By "impure", we mean that side-effect is allowed. (which is different than Haskell)

By "functional", we mean that we have functions, higher-order functions.

Now, as our functional camp's revenge for Ruby's, Python's stealing of our precious functional idea, Jaskell also steals the idea of Object-Orientif from the enemy.

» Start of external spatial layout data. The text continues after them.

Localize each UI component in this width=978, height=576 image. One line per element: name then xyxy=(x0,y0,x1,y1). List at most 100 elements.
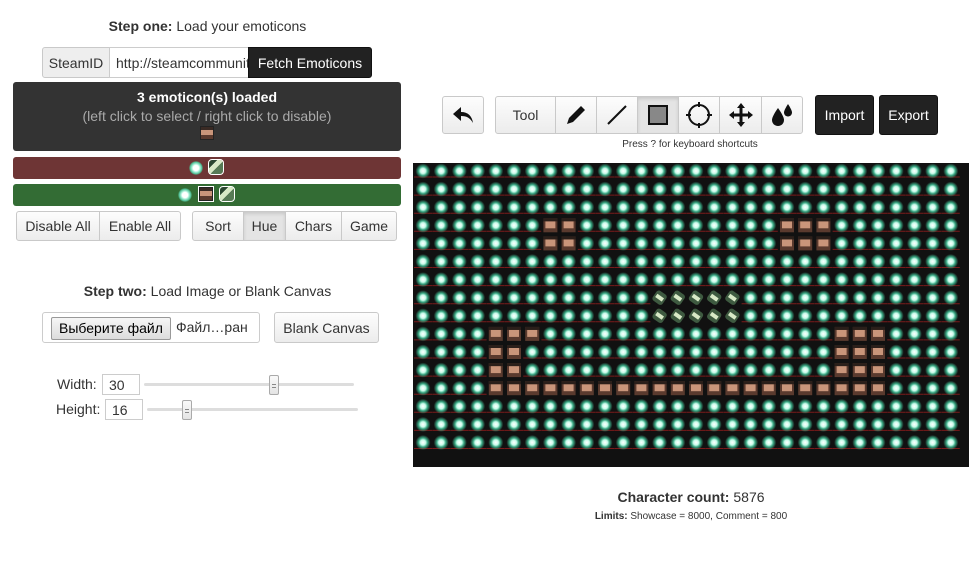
canvas-cell-face[interactable] xyxy=(652,381,667,396)
line-tool-button[interactable] xyxy=(596,96,638,134)
canvas-cell-face[interactable] xyxy=(798,236,813,251)
character-count-label: Character count: xyxy=(617,489,730,505)
step-one-bold: Step one: xyxy=(108,18,173,34)
shortcut-hint: Press ? for keyboard shortcuts xyxy=(622,139,758,150)
canvas-cell-face[interactable] xyxy=(543,218,558,233)
canvas-cell-face[interactable] xyxy=(616,381,631,396)
canvas-cell-face[interactable] xyxy=(852,326,867,341)
canvas-cell-face[interactable] xyxy=(852,381,867,396)
sort-chars-button[interactable]: Chars xyxy=(285,211,342,241)
emoticon-count: 3 emoticon(s) loaded xyxy=(136,89,278,105)
canvas-cell-face[interactable] xyxy=(507,381,521,396)
disable-all-button[interactable]: Disable All xyxy=(16,211,100,241)
canvas-cell-face[interactable] xyxy=(598,381,612,396)
canvas-cell-face[interactable] xyxy=(743,381,758,396)
width-slider-thumb[interactable] xyxy=(269,375,279,395)
canvas-cell-face[interactable] xyxy=(761,381,776,396)
height-slider-thumb[interactable] xyxy=(182,400,193,420)
canvas-cell-face[interactable] xyxy=(525,381,540,396)
canvas-cell-face[interactable] xyxy=(543,381,558,396)
character-count: Character count: 5876 xyxy=(560,489,822,505)
canvas-cell-face[interactable] xyxy=(834,381,849,396)
emoticon-bottle[interactable] xyxy=(208,159,224,175)
undo-button[interactable] xyxy=(442,96,484,134)
sort-hue-button[interactable]: Hue xyxy=(243,211,286,241)
canvas-cell-face[interactable] xyxy=(561,381,576,396)
emoticon-face[interactable] xyxy=(198,186,214,202)
canvas-cell-face[interactable] xyxy=(871,326,885,341)
canvas-cell-face[interactable] xyxy=(561,236,576,251)
canvas-cell-face[interactable] xyxy=(579,381,594,396)
sort-label: Sort xyxy=(192,211,244,241)
width-input[interactable]: 30 xyxy=(102,374,140,395)
height-input[interactable]: 16 xyxy=(105,399,143,420)
canvas-cell-face[interactable] xyxy=(488,363,503,378)
canvas-cell-face[interactable] xyxy=(780,218,794,233)
canvas-cell-face[interactable] xyxy=(543,236,558,251)
emoticon-list xyxy=(13,126,401,143)
canvas-cell-face[interactable] xyxy=(488,326,503,341)
canvas-cell-face[interactable] xyxy=(834,363,849,378)
foreground-emoticon-bar[interactable] xyxy=(13,184,401,206)
file-input[interactable]: Выберите файл Файл…ран xyxy=(42,312,260,343)
canvas-cell-face[interactable] xyxy=(852,363,867,378)
canvas-cell-face[interactable] xyxy=(525,326,540,341)
sort-game-button[interactable]: Game xyxy=(341,211,397,241)
canvas-cell-face[interactable] xyxy=(834,326,849,341)
emoticon-canvas[interactable] xyxy=(413,163,969,467)
step-one-heading: Step one: Load your emoticons xyxy=(0,18,415,34)
character-count-value: 5876 xyxy=(729,489,765,505)
emoticon-face[interactable] xyxy=(200,126,214,140)
canvas-cell-face[interactable] xyxy=(634,381,649,396)
canvas-cell-face[interactable] xyxy=(707,381,722,396)
move-tool-button[interactable] xyxy=(719,96,762,134)
tool-label: Tool xyxy=(495,96,556,134)
canvas-cell-face[interactable] xyxy=(780,381,794,396)
step-two-heading: Step two: Load Image or Blank Canvas xyxy=(0,283,415,299)
canvas-cell-face[interactable] xyxy=(488,381,503,396)
steamid-input[interactable]: http://steamcommunity.com/ xyxy=(109,47,249,78)
rectangle-tool-button[interactable] xyxy=(637,96,679,134)
canvas-cell-face[interactable] xyxy=(834,345,849,359)
canvas-cell-face[interactable] xyxy=(780,236,794,251)
canvas-cell-face[interactable] xyxy=(670,381,685,396)
pencil-icon xyxy=(567,106,585,124)
emoticon-sparkle[interactable] xyxy=(189,161,203,175)
limits-value: Showcase = 8000, Comment = 800 xyxy=(627,511,788,522)
blank-canvas-button[interactable]: Blank Canvas xyxy=(274,312,379,343)
canvas-cell-face[interactable] xyxy=(816,236,831,251)
limits-label: Limits: xyxy=(594,511,628,522)
canvas-cell-face[interactable] xyxy=(507,345,521,359)
height-slider-track[interactable] xyxy=(147,408,358,411)
canvas-cell-face[interactable] xyxy=(871,345,885,359)
width-slider-track[interactable] xyxy=(144,383,354,386)
choose-file-button[interactable]: Выберите файл xyxy=(51,317,171,340)
canvas-cell-face[interactable] xyxy=(798,218,813,233)
canvas-cell-face[interactable] xyxy=(798,381,813,396)
emoticon-sparkle[interactable] xyxy=(178,188,192,202)
limits-info: Limits: Showcase = 8000, Comment = 800 xyxy=(540,511,842,522)
step-one-text: Load your emoticons xyxy=(172,18,307,34)
fill-tool-button[interactable] xyxy=(761,96,803,134)
enable-all-button[interactable]: Enable All xyxy=(99,211,181,241)
canvas-cell-face[interactable] xyxy=(871,381,885,396)
canvas-cell-face[interactable] xyxy=(852,345,867,359)
canvas-cell-face[interactable] xyxy=(816,381,831,396)
import-button[interactable]: Import xyxy=(815,95,874,135)
emoticon-bottle[interactable] xyxy=(219,186,235,202)
pencil-tool-button[interactable] xyxy=(555,96,597,134)
canvas-cell-face[interactable] xyxy=(507,326,521,341)
canvas-cell-face[interactable] xyxy=(561,218,576,233)
line-icon xyxy=(607,105,627,125)
export-button[interactable]: Export xyxy=(879,95,938,135)
background-emoticon-bar[interactable] xyxy=(13,157,401,179)
canvas-cell-face[interactable] xyxy=(689,381,703,396)
canvas-cell-face[interactable] xyxy=(816,218,831,233)
height-label: Height: xyxy=(56,401,101,417)
canvas-cell-face[interactable] xyxy=(507,363,521,378)
fetch-emoticons-button[interactable]: Fetch Emoticons xyxy=(248,47,372,78)
circle-tool-button[interactable] xyxy=(678,96,720,134)
canvas-cell-face[interactable] xyxy=(488,345,503,359)
canvas-cell-face[interactable] xyxy=(871,363,885,378)
canvas-cell-face[interactable] xyxy=(725,381,740,396)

By "Object-Orientif", I mean it is not exactly what you would expect from a Object-Oriented language. To name a few, you cannot create class in Jaskell (you can call Java class from within Jaskell though). It is a functionalized version of OO.

Object-Orientif

Although not exactly the same as the Java OO, Jaskell does provide most of the essenses of OO. Let's enumerate:

  1. Encapsulation

    Using tuple, jaskell allows information to be encapsulated in a tuple and hidden from the outside world. In the following Java version encapsulation, an underlying array, the begin index and the length are encapsulated in the SafeArray class and hidden from the outside:
    class SafeArray{
      private final Object[] arr;
      private final int begin;
      private final int len;
      public SafeArray(Object[] arr, int len){
        this.arr = arr;
        this.begin = begin;
        this.len = len;
      }
      public Object at(int i){
        if(i<0 || i>=len){
          throw new ArrayIndexOutOfBoundsException(i);
        }
        return arr[begin+i];
      }
      public int length(){
        return len;
      }
    }

    The same idea can be implemented using tuple as:

    newSafeArray arr begin len = {
      length = len;
      at i = if i<begin || i>=len then throw $ ArrayIndexOutOfBoundsException.new[i] else arr[begin+i];
    }

    Just shorter.

  2. Inheritance

    In Java, we can extend SafeArray to add a new method:
    class TypeSafeArray extends SafeArray{
      private Class element_type;
      public String getElementType(){return element_type;}
      public MySafeArray(Object[] arr, int begin, int len, Class type){
        super(arr, begin, len);
        this.element_type = type;
      }
    }

    This can be done using tuple as:

    newTypeSafeArray arr begin len type = newSafeArray(arr,begin,len).{getElementType=type}

    Shorter too.

  3. Polymorphism

    In Java, we could override "at" method by checking the return value's type:
    class TypeSafeArray extends SafeArray{
      private Class element_type;
      public String getElementType(){return element_type;}
      public MySafeArray(Object[] arr, int begin, int len, Class type){
        super(arr, begin, len);
        this.element_type = type;
      }
      public Object at(int i){
        return checkType(super.at(i));
      }
      private Object checkType(Object r){
        if(element_type.isInstance(r)) return r;
        else throw new ClassCastException();
      }
    }

    Using tuple, this is also doable:

    newTypeSafeArray arr begin len type = let
      super = newSafeArray(arr,begin,len);
      checkType r = if r `instanceof type then r else throw $ ClassCastException.new[];
      super.{
        getElementType=type;
        at i = checkType(super.at i); 
      };
    end
  4. Mixin

    In Java, it is not supported to mix the members of two independent classes together. It is doable in other OO languages such as Ruby. Jaskell allows mixin with two simple functions located in the "jaskell.tuple" namespace. The 'includes' function simply combines members from two tuples with the 'this' variable for each member pointing to their original tuple:
    mixin = namespace1 `includes namespace2

    The 'extends' function combines members from two tuples and adjust the 'this' variable to the mixin'ed tuple:

    mixin = namespace1 `extends namespace2

Well. I guess that's all about object-orientif.